Sorunun çapı, insan türünü ilgilendirdiğine göre, sorunun dünya görüşlerini ilgilendiren yönü var demektir. Herkes kendi dünya görüşünden konuya yaklaşıp çözüm önermektedir. İslam dünyasında da bu sorun potansiyel olarak yaygın, kinetik olarak da Ortadoğu’da Kürd sorunu şeklinde tezahür ettiğine göre önce konuya İslami dünya görüşü ve hükümleri (gerek ler ve gerekmezleri) açısından yaklaşmak ve sonrasında ilgili yan konuları irdelemek yerinde olacak.
İslami Dünya Görüşü Açısından Kavmiyet Sorunu
Kur’an genelde insanlar arasında özelde de ilahi din mensupları arasında köprüler kurmaktadır. Kur’an’da sıkça geçen “ nas” veya marife haliyle “el-nas (ennas)” kelimesi, mutlak manada bütün beşeri içermektedir. İnsan türünün aynı anne ve babadan meydana geldiği gerçeğine dikkat çekilerek bütün beşer arasında var olan köklü köprü hatırlatılmaktadır.
Aynı şekilde ilahi din mensupları arasındaki müşterek noktalara da sıkça vurgu yapılarak onlar arasındaki köprüler hatırlatılmaktadır. Al-i İmran 64. Ayetteki, “(Resûlüm) de ki: Ey ehl-i kitap! Sizinle bizim aramızda müşterek olan bir söze geliniz: Allah’tan başkasına tapmayalım; O’na hiçbir şeyi ortak koşmayalım ve Allah’ı bırakıp da kimimiz kimimizi ilahlaştırmasın” şeklindeki ilahi çağrı, ehl-i kitap mensupları arasındaki ortak noktalar ve köprüler üzerine bina edilmektedir.
Müşterek noktaların varlığı ve bunların dikkate alınması, ilgili tarafların birbirlerine yakınlaşmalarını ve insafla yaklaşmalarını sağlar.
Hucurat suresinin 13. Ayeti de “ya eyyühennas” yani ey insanlar diye başlamakta, bütün beşere hitap etmektedir. “Ey insanlar! Doğrusu biz sizi bir erkekle bayandan yarattık. Ve birbirinizle tanışmanız için sizi kavimlere ve kabilelere ayırdık. Muhakkak ki Allah yanında en değerli olanınız, O’ndan en çok korkanınızdır.”

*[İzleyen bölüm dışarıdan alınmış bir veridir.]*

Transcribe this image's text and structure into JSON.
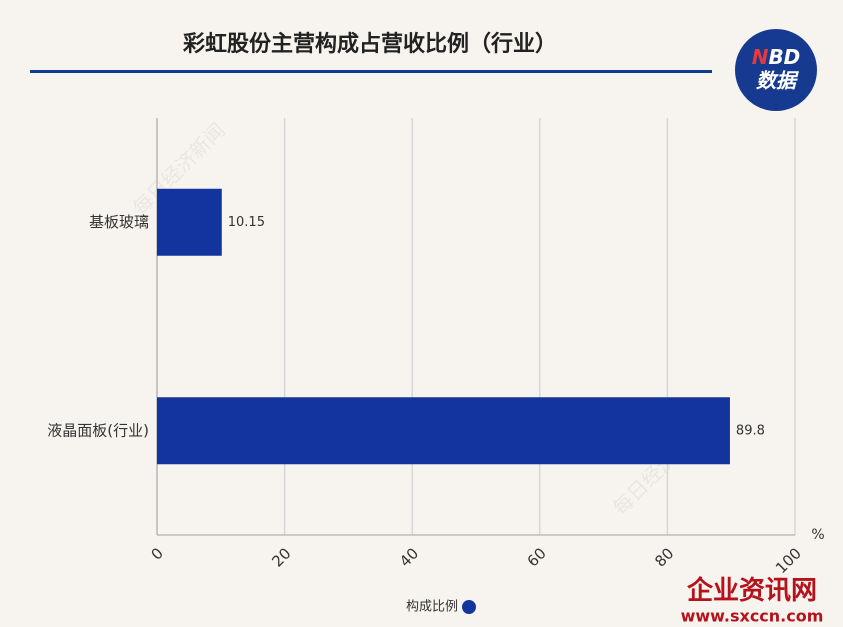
{
  "chart_data": {
    "type": "hbar",
    "title": "彩虹股份主营构成占营收比例（行业）",
    "categories": [
      "基板玻璃",
      "液晶面板(行业)"
    ],
    "series": [
      {
        "name": "构成比例",
        "color": "#12349c",
        "values": [
          10.15,
          89.8
        ]
      }
    ],
    "x_unit": "%",
    "xlim": [
      0,
      100
    ],
    "xticks": [
      0,
      20,
      40,
      60,
      80,
      100
    ],
    "grid": true
  },
  "logo": {
    "n": "N",
    "bd": "BD",
    "text": "数据"
  },
  "watermark": {
    "source": "每日经济新闻",
    "site": "企业资讯网",
    "url": "www.sxccn.com"
  }
}
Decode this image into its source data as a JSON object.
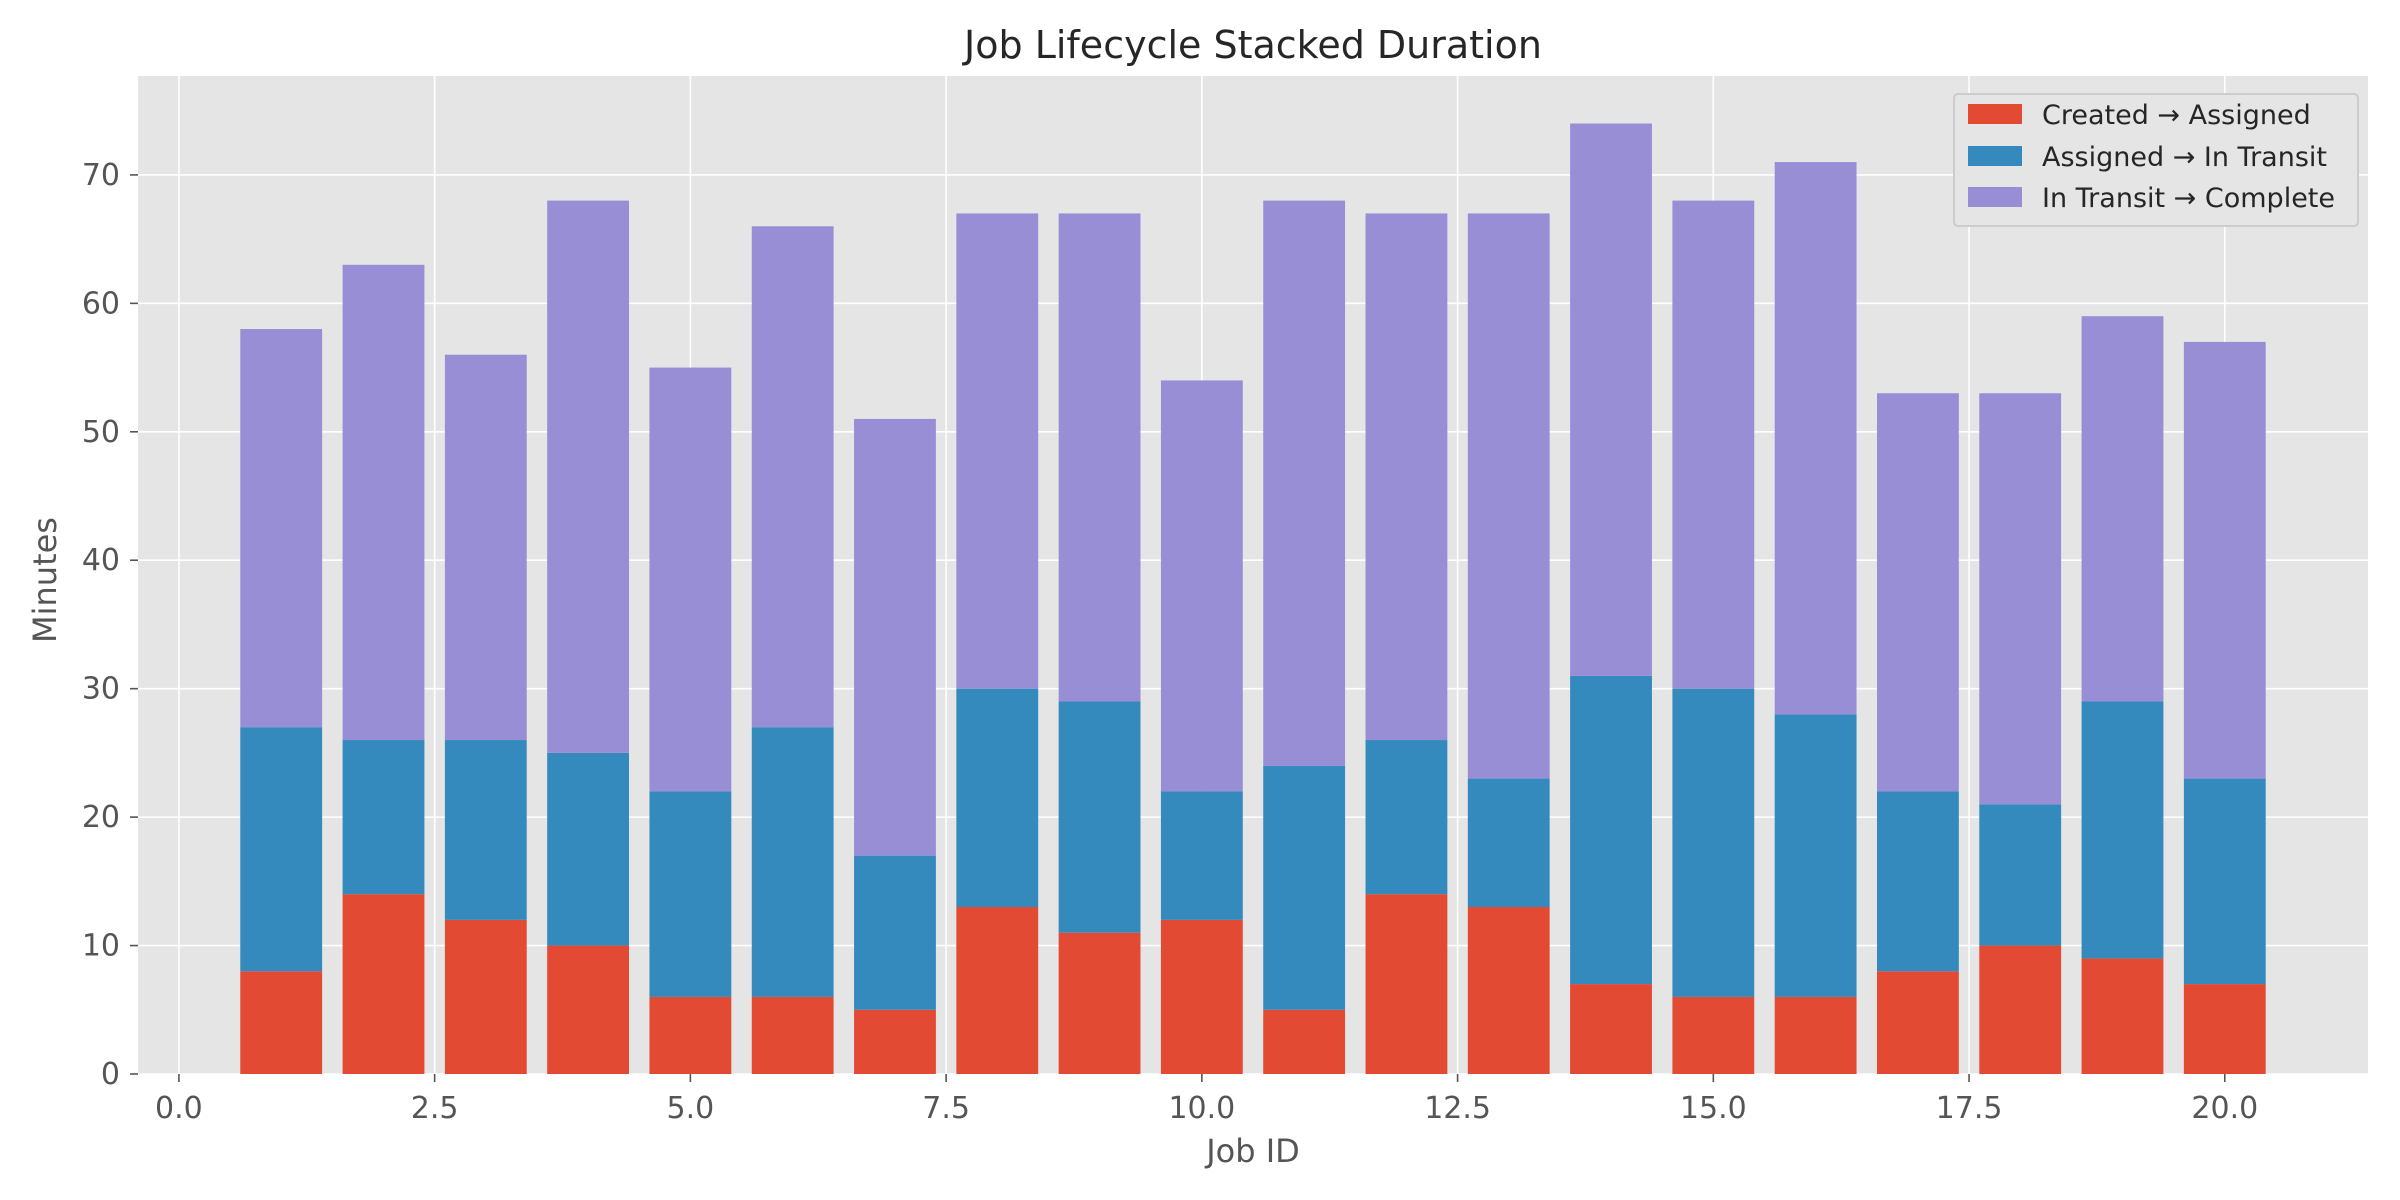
{
  "chart_data": {
    "type": "bar",
    "stacked": true,
    "title": "Job Lifecycle Stacked Duration",
    "xlabel": "Job ID",
    "ylabel": "Minutes",
    "x": [
      1,
      2,
      3,
      4,
      5,
      6,
      7,
      8,
      9,
      10,
      11,
      12,
      13,
      14,
      15,
      16,
      17,
      18,
      19,
      20
    ],
    "xlim": [
      -0.4,
      21.4
    ],
    "ylim": [
      0,
      77.7
    ],
    "xticks": [
      0.0,
      2.5,
      5.0,
      7.5,
      10.0,
      12.5,
      15.0,
      17.5,
      20.0
    ],
    "xtick_labels": [
      "0.0",
      "2.5",
      "5.0",
      "7.5",
      "10.0",
      "12.5",
      "15.0",
      "17.5",
      "20.0"
    ],
    "yticks": [
      0,
      10,
      20,
      30,
      40,
      50,
      60,
      70
    ],
    "ytick_labels": [
      "0",
      "10",
      "20",
      "30",
      "40",
      "50",
      "60",
      "70"
    ],
    "grid": true,
    "legend_position": "top-right",
    "series": [
      {
        "name": "Created → Assigned",
        "color": "#E24A33",
        "values": [
          8,
          14,
          12,
          10,
          6,
          6,
          5,
          13,
          11,
          12,
          5,
          14,
          13,
          7,
          6,
          6,
          8,
          10,
          9,
          7
        ]
      },
      {
        "name": "Assigned → In Transit",
        "color": "#348ABD",
        "values": [
          19,
          12,
          14,
          15,
          16,
          21,
          12,
          17,
          18,
          10,
          19,
          12,
          10,
          24,
          24,
          22,
          14,
          11,
          20,
          16
        ]
      },
      {
        "name": "In Transit → Complete",
        "color": "#988ED5",
        "values": [
          31,
          37,
          30,
          43,
          33,
          39,
          34,
          37,
          38,
          32,
          44,
          41,
          44,
          43,
          38,
          43,
          31,
          32,
          30,
          34
        ]
      }
    ]
  }
}
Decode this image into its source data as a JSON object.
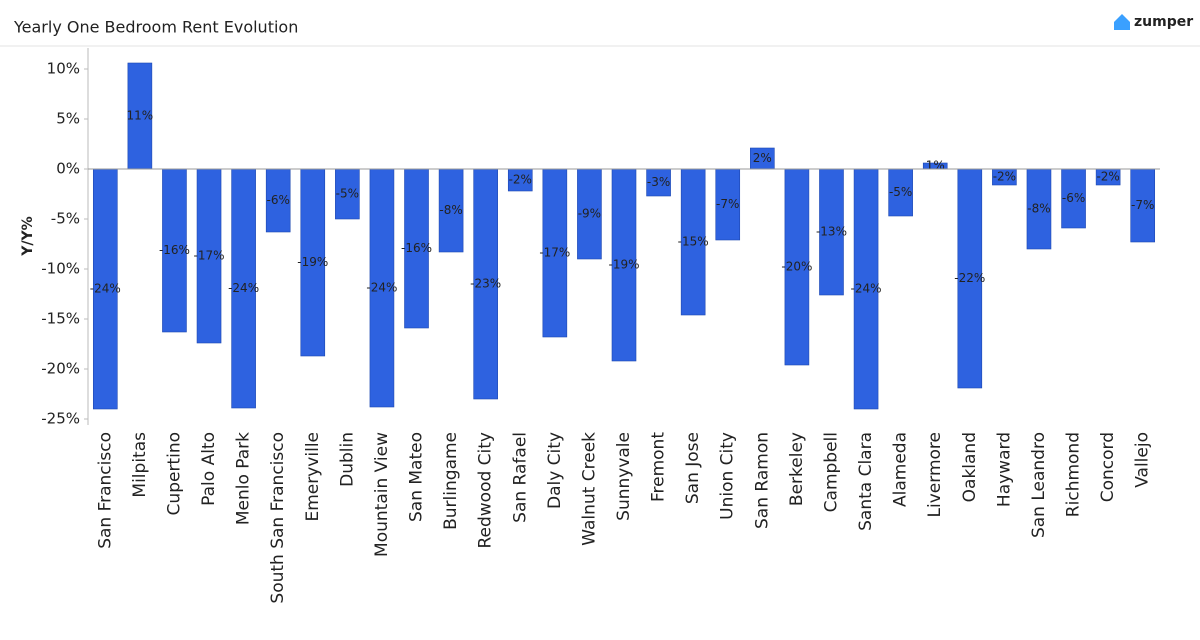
{
  "chart_data": {
    "type": "bar",
    "title": "Yearly One Bedroom Rent Evolution",
    "brand": "zumper",
    "y_label": "Y/Y%",
    "categories": [
      "San Francisco",
      "Milpitas",
      "Cupertino",
      "Palo Alto",
      "Menlo Park",
      "South San Francisco",
      "Emeryville",
      "Dublin",
      "Mountain View",
      "San Mateo",
      "Burlingame",
      "Redwood City",
      "San Rafael",
      "Daly City",
      "Walnut Creek",
      "Sunnyvale",
      "Fremont",
      "San Jose",
      "Union City",
      "San Ramon",
      "Berkeley",
      "Campbell",
      "Santa Clara",
      "Alameda",
      "Livermore",
      "Oakland",
      "Hayward",
      "San Leandro",
      "Richmond",
      "Concord",
      "Vallejo"
    ],
    "values": [
      -24.0,
      10.6,
      -16.3,
      -17.4,
      -23.9,
      -6.3,
      -18.7,
      -5.0,
      -23.8,
      -15.9,
      -8.3,
      -23.0,
      -2.2,
      -16.8,
      -9.0,
      -19.2,
      -2.7,
      -14.6,
      -7.1,
      2.1,
      -19.6,
      -12.6,
      -24.0,
      -4.7,
      0.6,
      -21.9,
      -1.6,
      -8.0,
      -5.9,
      -1.6,
      -7.3
    ],
    "value_labels": [
      "-24%",
      "11%",
      "-16%",
      "-17%",
      "-24%",
      "-6%",
      "-19%",
      "-5%",
      "-24%",
      "-16%",
      "-8%",
      "-23%",
      "-2%",
      "-17%",
      "-9%",
      "-19%",
      "-3%",
      "-15%",
      "-7%",
      "2%",
      "-20%",
      "-13%",
      "-24%",
      "-5%",
      "1%",
      "-22%",
      "-2%",
      "-8%",
      "-6%",
      "-2%",
      "-7%"
    ],
    "color": "#2e62e0",
    "ylim": [
      -25.6,
      12.1
    ],
    "yticks": [
      {
        "value": 10,
        "label": "10%"
      },
      {
        "value": 5,
        "label": "5%"
      },
      {
        "value": 0,
        "label": "0%"
      },
      {
        "value": -5,
        "label": "-5%"
      },
      {
        "value": -10,
        "label": "-10%"
      },
      {
        "value": -15,
        "label": "-15%"
      },
      {
        "value": -20,
        "label": "-20%"
      },
      {
        "value": -25,
        "label": "-25%"
      }
    ]
  }
}
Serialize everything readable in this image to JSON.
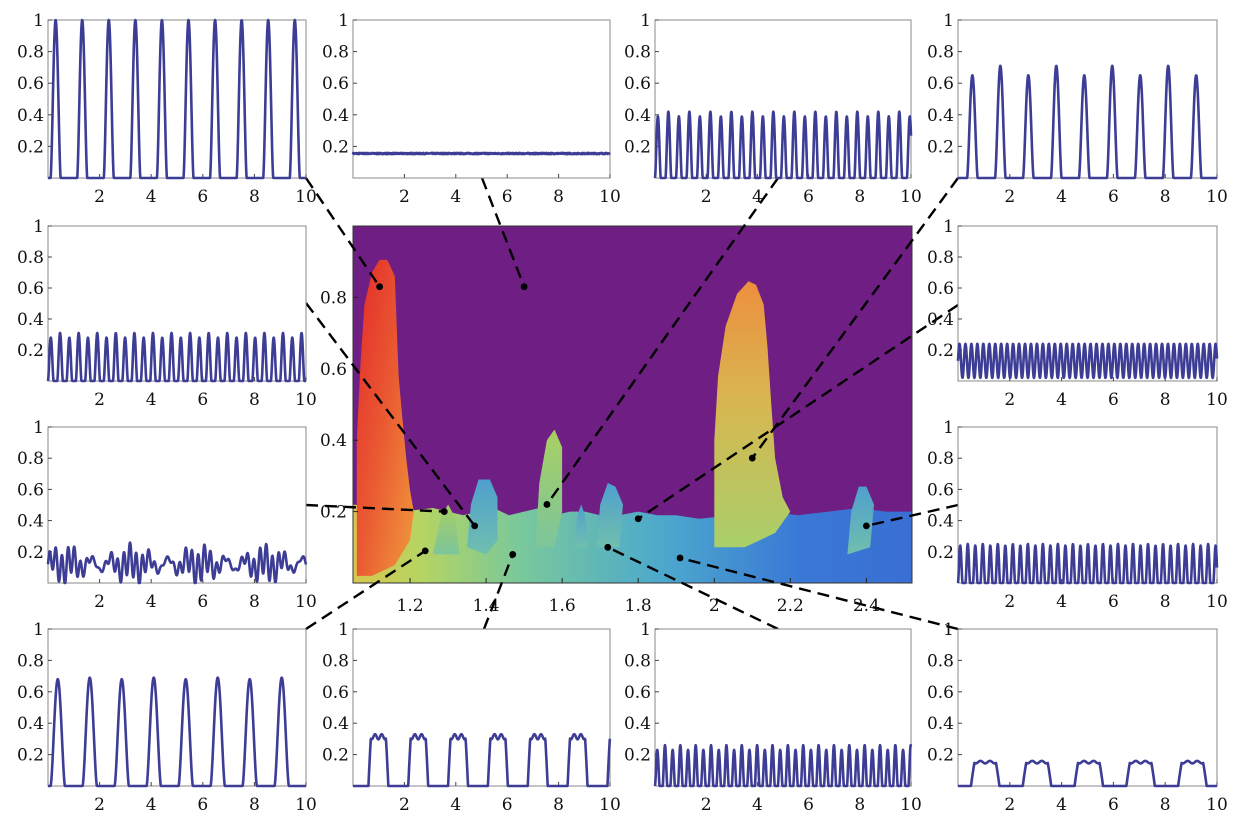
{
  "chart_data": [
    {
      "id": "main",
      "type": "heatmap",
      "title": "",
      "xlabel": "",
      "ylabel": "",
      "xlim": [
        1.05,
        2.52
      ],
      "ylim": [
        0,
        1
      ],
      "xticks": [
        1.2,
        1.4,
        1.6,
        1.8,
        2,
        2.2,
        2.4
      ],
      "xtick_labels": [
        "1.2",
        "1.4",
        "1.6",
        "1.8",
        "2",
        "2.2",
        "2.4"
      ],
      "yticks": [
        0.2,
        0.4,
        0.6,
        0.8
      ],
      "ytick_labels": [
        "0.2",
        "0.4",
        "0.6",
        "0.8"
      ],
      "background_color": "#6f1f83",
      "colormap": [
        "#2a5fd8",
        "#3f9fd0",
        "#7cc7a0",
        "#b9d564",
        "#e8b24a",
        "#ee6b33",
        "#e0282a"
      ],
      "sample_points": [
        {
          "x": 1.12,
          "y": 0.83
        },
        {
          "x": 1.5,
          "y": 0.83
        },
        {
          "x": 1.56,
          "y": 0.22
        },
        {
          "x": 2.1,
          "y": 0.35
        },
        {
          "x": 1.37,
          "y": 0.16
        },
        {
          "x": 1.8,
          "y": 0.18
        },
        {
          "x": 1.29,
          "y": 0.2
        },
        {
          "x": 2.4,
          "y": 0.16
        },
        {
          "x": 1.24,
          "y": 0.09
        },
        {
          "x": 1.47,
          "y": 0.08
        },
        {
          "x": 1.72,
          "y": 0.1
        },
        {
          "x": 1.91,
          "y": 0.07
        }
      ]
    },
    {
      "id": "p1",
      "type": "line",
      "xlim": [
        0,
        10
      ],
      "ylim": [
        0,
        1
      ],
      "xticks": [
        "2",
        "4",
        "6",
        "8",
        "10"
      ],
      "yticks": [
        "0.2",
        "0.4",
        "0.6",
        "0.8",
        "1"
      ],
      "series": [
        {
          "wave": "spike",
          "period": 1.03,
          "phase": 0.1,
          "amp": 1.0,
          "amp2": 1.0,
          "base": 0.0,
          "duty": 0.38
        }
      ]
    },
    {
      "id": "p2",
      "type": "line",
      "xlim": [
        0,
        10
      ],
      "ylim": [
        0,
        1
      ],
      "xticks": [
        "2",
        "4",
        "6",
        "8",
        "10"
      ],
      "yticks": [
        "0.2",
        "0.4",
        "0.6",
        "0.8",
        "1"
      ],
      "series": [
        {
          "wave": "flat",
          "level": 0.155,
          "noise": 0.004
        }
      ]
    },
    {
      "id": "p3",
      "type": "line",
      "xlim": [
        0,
        10
      ],
      "ylim": [
        0,
        1
      ],
      "xticks": [
        "2",
        "4",
        "6",
        "8",
        "10"
      ],
      "yticks": [
        "0.2",
        "0.4",
        "0.6",
        "0.8",
        "1"
      ],
      "series": [
        {
          "wave": "spike",
          "period": 0.41,
          "phase": 0.0,
          "amp": 0.39,
          "amp2": 0.42,
          "base": 0.0,
          "duty": 0.55
        }
      ]
    },
    {
      "id": "p4",
      "type": "line",
      "xlim": [
        0,
        10
      ],
      "ylim": [
        0,
        1
      ],
      "xticks": [
        "2",
        "4",
        "6",
        "8",
        "10"
      ],
      "yticks": [
        "0.2",
        "0.4",
        "0.6",
        "0.8",
        "1"
      ],
      "series": [
        {
          "wave": "spike",
          "period": 1.08,
          "phase": 0.35,
          "amp": 0.65,
          "amp2": 0.71,
          "base": 0.0,
          "duty": 0.38
        }
      ]
    },
    {
      "id": "p5",
      "type": "line",
      "xlim": [
        0,
        10
      ],
      "ylim": [
        0,
        1
      ],
      "xticks": [
        "2",
        "4",
        "6",
        "8",
        "10"
      ],
      "yticks": [
        "0.2",
        "0.4",
        "0.6",
        "0.8",
        "1"
      ],
      "series": [
        {
          "wave": "spike",
          "period": 0.36,
          "phase": 0.0,
          "amp": 0.28,
          "amp2": 0.31,
          "base": 0.0,
          "duty": 0.6
        }
      ]
    },
    {
      "id": "p6",
      "type": "line",
      "xlim": [
        0,
        10
      ],
      "ylim": [
        0,
        1
      ],
      "xticks": [
        "2",
        "4",
        "6",
        "8",
        "10"
      ],
      "yticks": [
        "0.2",
        "0.4",
        "0.6",
        "0.8",
        "1"
      ],
      "series": [
        {
          "wave": "sine",
          "period": 0.23,
          "amp": 0.11,
          "base": 0.13
        }
      ]
    },
    {
      "id": "p7",
      "type": "line",
      "xlim": [
        0,
        10
      ],
      "ylim": [
        0,
        1
      ],
      "xticks": [
        "2",
        "4",
        "6",
        "8",
        "10"
      ],
      "yticks": [
        "0.2",
        "0.4",
        "0.6",
        "0.8",
        "1"
      ],
      "series": [
        {
          "wave": "beat",
          "period": 0.24,
          "amp": 0.1,
          "base": 0.12,
          "beat_period": 2.6
        }
      ]
    },
    {
      "id": "p8",
      "type": "line",
      "xlim": [
        0,
        10
      ],
      "ylim": [
        0,
        1
      ],
      "xticks": [
        "2",
        "4",
        "6",
        "8",
        "10"
      ],
      "yticks": [
        "0.2",
        "0.4",
        "0.6",
        "0.8",
        "1"
      ],
      "series": [
        {
          "wave": "spike",
          "period": 0.29,
          "phase": 0.0,
          "amp": 0.24,
          "amp2": 0.25,
          "base": 0.0,
          "duty": 0.6
        }
      ]
    },
    {
      "id": "p9",
      "type": "line",
      "xlim": [
        0,
        10
      ],
      "ylim": [
        0,
        1
      ],
      "xticks": [
        "2",
        "4",
        "6",
        "8",
        "10"
      ],
      "yticks": [
        "0.2",
        "0.4",
        "0.6",
        "0.8",
        "1"
      ],
      "series": [
        {
          "wave": "spike",
          "period": 1.24,
          "phase": 0.1,
          "amp": 0.68,
          "amp2": 0.69,
          "base": 0.0,
          "duty": 0.45
        }
      ]
    },
    {
      "id": "p10",
      "type": "line",
      "xlim": [
        0,
        10
      ],
      "ylim": [
        0,
        1
      ],
      "xticks": [
        "2",
        "4",
        "6",
        "8",
        "10"
      ],
      "yticks": [
        "0.2",
        "0.4",
        "0.6",
        "0.8",
        "1"
      ],
      "series": [
        {
          "wave": "plateau",
          "period": 1.55,
          "phase": 0.6,
          "amp": 0.33,
          "base": 0.0,
          "duty": 0.5
        }
      ]
    },
    {
      "id": "p11",
      "type": "line",
      "xlim": [
        0,
        10
      ],
      "ylim": [
        0,
        1
      ],
      "xticks": [
        "2",
        "4",
        "6",
        "8",
        "10"
      ],
      "yticks": [
        "0.2",
        "0.4",
        "0.6",
        "0.8",
        "1"
      ],
      "series": [
        {
          "wave": "spike",
          "period": 0.3,
          "phase": 0.0,
          "amp": 0.23,
          "amp2": 0.26,
          "base": 0.0,
          "duty": 0.6
        }
      ]
    },
    {
      "id": "p12",
      "type": "line",
      "xlim": [
        0,
        10
      ],
      "ylim": [
        0,
        1
      ],
      "xticks": [
        "2",
        "4",
        "6",
        "8",
        "10"
      ],
      "yticks": [
        "0.2",
        "0.4",
        "0.6",
        "0.8",
        "1"
      ],
      "series": [
        {
          "wave": "plateau",
          "period": 2.0,
          "phase": 0.5,
          "amp": 0.16,
          "base": 0.0,
          "duty": 0.55
        }
      ]
    }
  ],
  "style": {
    "line_color": "#3d3d96",
    "frame_color": "#888888",
    "link_color": "#000000"
  }
}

Tümünüzü bir erkek ve bayandan yarattık diyerek bütün insanlar arasında var olan akrabalık köprüsüne dikkat çekilmektedir. Aynı anne ve babanın çocukları olduğu gerçeğini göz önünde bulundurduğumuzda, düşmanlık, kin ve nefret yerine şefkat, akrabalık ve merhamet duygularımız ağır basar.
‘Tearefü’ fiili müfaale babından olup karşılıklı yapılan eylemleri ifade eder. Savaşmak, yarışmak, atışmak gibi. Tanışmak, tanımayı; tanımak tanımı; tanım da kimliği gerektirir. Bir insanı, bir kavmi ve hatta bir nesneyi tanımak kimlik sayesinde olur. Kimlik, ilgili insan veya nesnenin özelliklerini içerir. Nüfus cüzdanı veya araba ruhsatı gibi.
Kimliği tanımak da onu teslim etmeyi gerektirir. Soyut tanımak yeterli değildir. Bir ulusun kimliğini tanımak, o ulusun kendi kimliğiyle yaşama imkanını ve hakkını da tanımayı gerektirir.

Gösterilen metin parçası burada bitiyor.